L’ère post-moteurs thermiques : le démantèlement massif débute

Image d'illustration. Station service. ADN
L’abandon progressif des moteurs thermiques marque une nouvelle étape dans la transformation de l’industrie automobile, laissant présager d’autres remises en cause majeures et une profonde reconfiguration du secteur au fil des prochaines années.
Tl;dr
- Le « pacte vert » européen subit deux reculs majeurs.
- Abandon de l’interdiction des voitures thermiques en 2035.

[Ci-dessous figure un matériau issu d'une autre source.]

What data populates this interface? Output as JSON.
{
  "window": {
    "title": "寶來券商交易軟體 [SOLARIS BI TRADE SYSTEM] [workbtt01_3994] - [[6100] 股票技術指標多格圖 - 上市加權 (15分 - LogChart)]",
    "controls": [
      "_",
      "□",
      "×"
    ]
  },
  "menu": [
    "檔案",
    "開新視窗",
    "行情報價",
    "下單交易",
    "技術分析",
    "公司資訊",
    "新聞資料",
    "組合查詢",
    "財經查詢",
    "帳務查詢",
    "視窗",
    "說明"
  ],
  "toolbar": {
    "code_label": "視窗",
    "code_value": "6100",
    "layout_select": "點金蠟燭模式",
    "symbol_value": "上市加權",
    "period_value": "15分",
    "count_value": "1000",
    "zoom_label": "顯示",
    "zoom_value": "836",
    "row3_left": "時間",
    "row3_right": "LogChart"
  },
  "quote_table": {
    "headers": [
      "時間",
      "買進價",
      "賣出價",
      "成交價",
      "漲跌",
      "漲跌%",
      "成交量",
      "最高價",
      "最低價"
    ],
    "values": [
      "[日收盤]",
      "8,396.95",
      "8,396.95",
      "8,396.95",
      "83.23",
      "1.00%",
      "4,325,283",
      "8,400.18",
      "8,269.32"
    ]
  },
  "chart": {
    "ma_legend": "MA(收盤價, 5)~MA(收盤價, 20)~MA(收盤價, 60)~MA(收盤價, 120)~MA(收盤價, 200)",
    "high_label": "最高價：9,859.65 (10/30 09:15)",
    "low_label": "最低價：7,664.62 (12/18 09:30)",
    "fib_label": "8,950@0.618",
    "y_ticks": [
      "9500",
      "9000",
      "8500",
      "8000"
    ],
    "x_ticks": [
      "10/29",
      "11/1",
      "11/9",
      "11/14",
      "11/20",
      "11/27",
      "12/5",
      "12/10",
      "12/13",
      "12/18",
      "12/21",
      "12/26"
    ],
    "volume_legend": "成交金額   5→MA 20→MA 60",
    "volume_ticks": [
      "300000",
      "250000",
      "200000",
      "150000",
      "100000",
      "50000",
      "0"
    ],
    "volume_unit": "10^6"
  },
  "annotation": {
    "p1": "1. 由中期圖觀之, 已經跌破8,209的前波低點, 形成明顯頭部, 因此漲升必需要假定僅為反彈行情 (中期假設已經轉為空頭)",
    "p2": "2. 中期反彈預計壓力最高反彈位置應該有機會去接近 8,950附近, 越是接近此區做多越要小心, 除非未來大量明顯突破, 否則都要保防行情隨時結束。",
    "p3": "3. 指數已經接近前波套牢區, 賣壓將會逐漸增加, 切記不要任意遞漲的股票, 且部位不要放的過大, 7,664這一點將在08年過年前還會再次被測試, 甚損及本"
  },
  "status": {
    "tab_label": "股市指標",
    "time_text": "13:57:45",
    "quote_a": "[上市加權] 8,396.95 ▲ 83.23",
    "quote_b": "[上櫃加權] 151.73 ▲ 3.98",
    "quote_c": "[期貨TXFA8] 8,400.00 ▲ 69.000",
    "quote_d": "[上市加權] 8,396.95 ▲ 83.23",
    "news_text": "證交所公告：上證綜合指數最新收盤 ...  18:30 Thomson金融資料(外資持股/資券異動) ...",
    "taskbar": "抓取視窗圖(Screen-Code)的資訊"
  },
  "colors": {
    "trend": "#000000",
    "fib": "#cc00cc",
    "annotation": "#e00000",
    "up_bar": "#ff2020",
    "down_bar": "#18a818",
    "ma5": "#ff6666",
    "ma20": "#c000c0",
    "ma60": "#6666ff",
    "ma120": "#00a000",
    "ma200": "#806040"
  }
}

- Autorisation prolongée pour certains pesticides controversés.
Un tournant pour le « pacte vert » européen
Ce mardi, la Commission européenne a opéré un virage inattendu dans sa stratégie environnementale. Deux décisions phares : l’abandon du calendrier visant à interdire la vente de véhicules neufs à moteur thermique dès 2035 et l’autorisation pérenne de certains pesticides. Pour nombre d’observateurs, cette double annonce marque une inflexion majeure dans la mise en œuvre du « pacte vert », l’ambitieux projet lancé en 2019 sous la présidence d’Ursula von der Leyen, qui visait à faire de l’Europe le premier continent neutre sur le plan climatique.
L’industrie européenne en première ligne
Ce choix n’est pas sans arrière-pensée économique. Selon Phuc-Vinh Nguyen, responsable du centre énergie à l’Institut Jacques Delors, il s’agit moins d’un simple ajustement que du « début d’un grand détricotage ». Protéger la compétitivité des constructeurs automobiles européens, notamment face aux concurrents chinois sur le segment électrique, semble désormais primer sur l’urgence climatique. Un glissement stratégique confirmé par la décision relative aux pesticides, alors même que les agriculteurs européens multiplient les mobilisations contre ce qu’ils jugent des normes trop strictes et craignent une perte de compétitivité face au Mercosur.
Un impact direct sur les objectifs climatiques
Ces renoncements pourraient bouleverser la trajectoire adoptée jusqu’ici. Car, au-delà de ces mesures emblématiques, d’autres dossiers risquent d’être revus à la baisse. En particulier le nouveau marché carbone, destiné à obliger les secteurs les plus polluants (transports routiers, bâtiment, petite industrie) à payer pour leurs émissions de gaz à effet de serre. Initialement prévu pour 2027, son lancement devrait être repoussé à 2028 avec un plafonnement du prix à 45 euros la tonne — et potentiellement davantage de souplesse quant à ses modalités.
Pour rendre plus lisible ce changement de cap, une future législation dite « Omnibus » viendrait simplifier ou amender divers textes existants du Green Deal. Concrètement, on peut s’attendre prochainement à :
- Des reports d’échéances sur plusieurs volets climatiques.
- Des paramètres revus pour le marché carbone.
- Une flexibilisation accrue des régulations agricoles.
L’avenir incertain du Green Deal
Si les installations énergétiques renouvelables — éolien et solaire — continuent d’avancer au rythme escompté, leur intégration pourrait poser question sans adoption massive des véhicules électriques. Comme le souligne Phuc-Vinh Nguyen, « Cela met sérieusement en péril l’objectif européen de réduire les émissions de CO2 de 55 % d’ici à 2035 par rapport aux niveaux de 1990 : cohérence et ambition se fragilisent au fil des compromis politiques. » Les prochains mois diront si ce « détricotage » s’accentue ou si un nouvel équilibre pourra être trouvé entre impératifs économiques et exigences climatiques.